Not only have you managed to compose the sentence:

All men are created equal …….endowed by their Creator with certain unalienable Rights. Life, Liberty and the pursuit of Happiness.”

But you have understood it.

And then you have decided to act upon it. Unless you do this, there’s very little point in expressing these fine sentiments anyway:

slaves

But in practical terms, just what do you do with all these people who are, at a stroke, suddenly given their liberty ? The only figure I have been able to find on the Internet comes from the History Channel, who say that there were four million or more slaves suddenly granted their freedom. And the USA wasn’t the only country to have this problem to deal with.

Tsarist Russia called them “serfs” but they were to all intents and purposes no better off than the slaves in America. In this photograph, lucky Russian women are doing the work of an English horse, pulling a coal barge up a river, probably the Volga:

serfs

The serfs were all freed in 1861 but were then discouraged from moving away from their owner’s  estates. Indeed, they had to stay and work for the landlord in the normal way for two years.

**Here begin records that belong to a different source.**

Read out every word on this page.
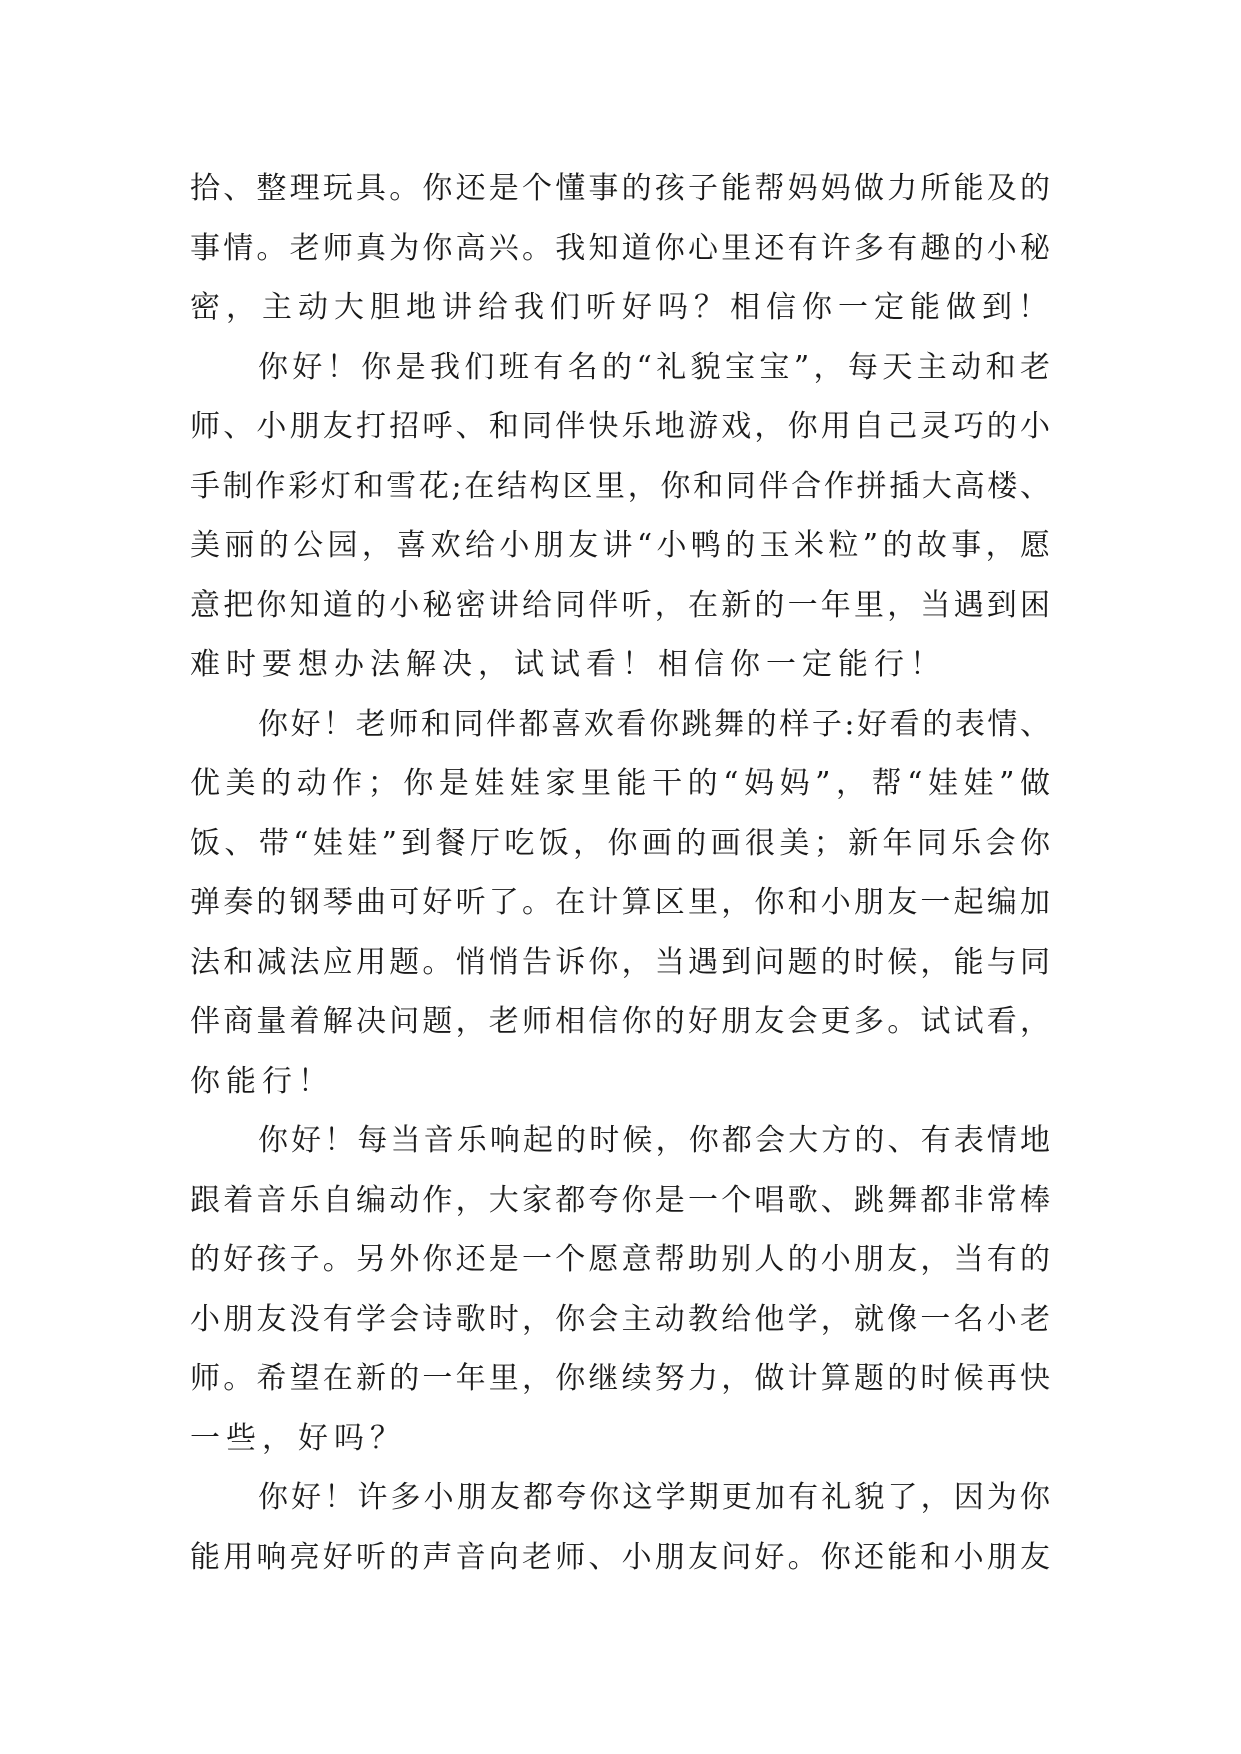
拾、整理玩具。你还是个懂事的孩子能帮妈妈做力所能及的
事情。老师真为你高兴。我知道你心里还有许多有趣的小秘
密，主动大胆地讲给我们听好吗？相信你一定能做到！
你好！你是我们班有名的“礼貌宝宝”，每天主动和老
师、小朋友打招呼、和同伴快乐地游戏，你用自己灵巧的小
手制作彩灯和雪花;在结构区里，你和同伴合作拼插大高楼、
美丽的公园，喜欢给小朋友讲“小鸭的玉米粒”的故事，愿
意把你知道的小秘密讲给同伴听，在新的一年里，当遇到困
难时要想办法解决，试试看！相信你一定能行！
你好！老师和同伴都喜欢看你跳舞的样子:好看的表情、
优美的动作；你是娃娃家里能干的“妈妈”，帮“娃娃”做
饭、带“娃娃”到餐厅吃饭，你画的画很美；新年同乐会你
弹奏的钢琴曲可好听了。在计算区里，你和小朋友一起编加
法和减法应用题。悄悄告诉你，当遇到问题的时候，能与同
伴商量着解决问题，老师相信你的好朋友会更多。试试看，
你能行！
你好！每当音乐响起的时候，你都会大方的、有表情地
跟着音乐自编动作，大家都夸你是一个唱歌、跳舞都非常棒
的好孩子。另外你还是一个愿意帮助别人的小朋友，当有的
小朋友没有学会诗歌时，你会主动教给他学，就像一名小老
师。希望在新的一年里，你继续努力，做计算题的时候再快
一些，好吗？
你好！许多小朋友都夸你这学期更加有礼貌了，因为你
能用响亮好听的声音向老师、小朋友问好。你还能和小朋友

The land, too, was divided up. The nobility were allocated almost all the meadows and the forests. The state paid all their debts.

The poor old serfs, though, they had to pay over the odds for the land they were allocated. On average, it was 34% extra. In the north, it was 90% over the odds and it was 20% more in some of the so-called black earth regions in present day Ukraine and southern Russia.  In what is now Poland, the Tsar wanted to harm the Polish landowning classes, so the peasants paid nothing extra for their land.
None of this worked, of course. The poor old serf farmed his land but saddled with huge debts, he couldn’t make ends meet. He only received 50% of his total income from his own usually tiny farm. The rest he got by continuing to slave away on his landlord’s farm. As a result of this stupid, short sighted iniquity, many of the serfs moved to the cities to work in the factories there. And that process did end in tears:

Lenin-Hooray

In England, slaves were kept but really only as domestic servants. It was too cold to grow cotton. Within the British Empire, though, slaves were used in very, very large numbers to cut sugar cane in the West Indies:

west injdies plantation

Britain, of course, was a country owned and run by the extremely rich, for their own benefit, and in a way which would ensure that they remained extremely rich. Many of them were large scale slave owners. How could they possibly be made to free their slaves and impoverish themselves?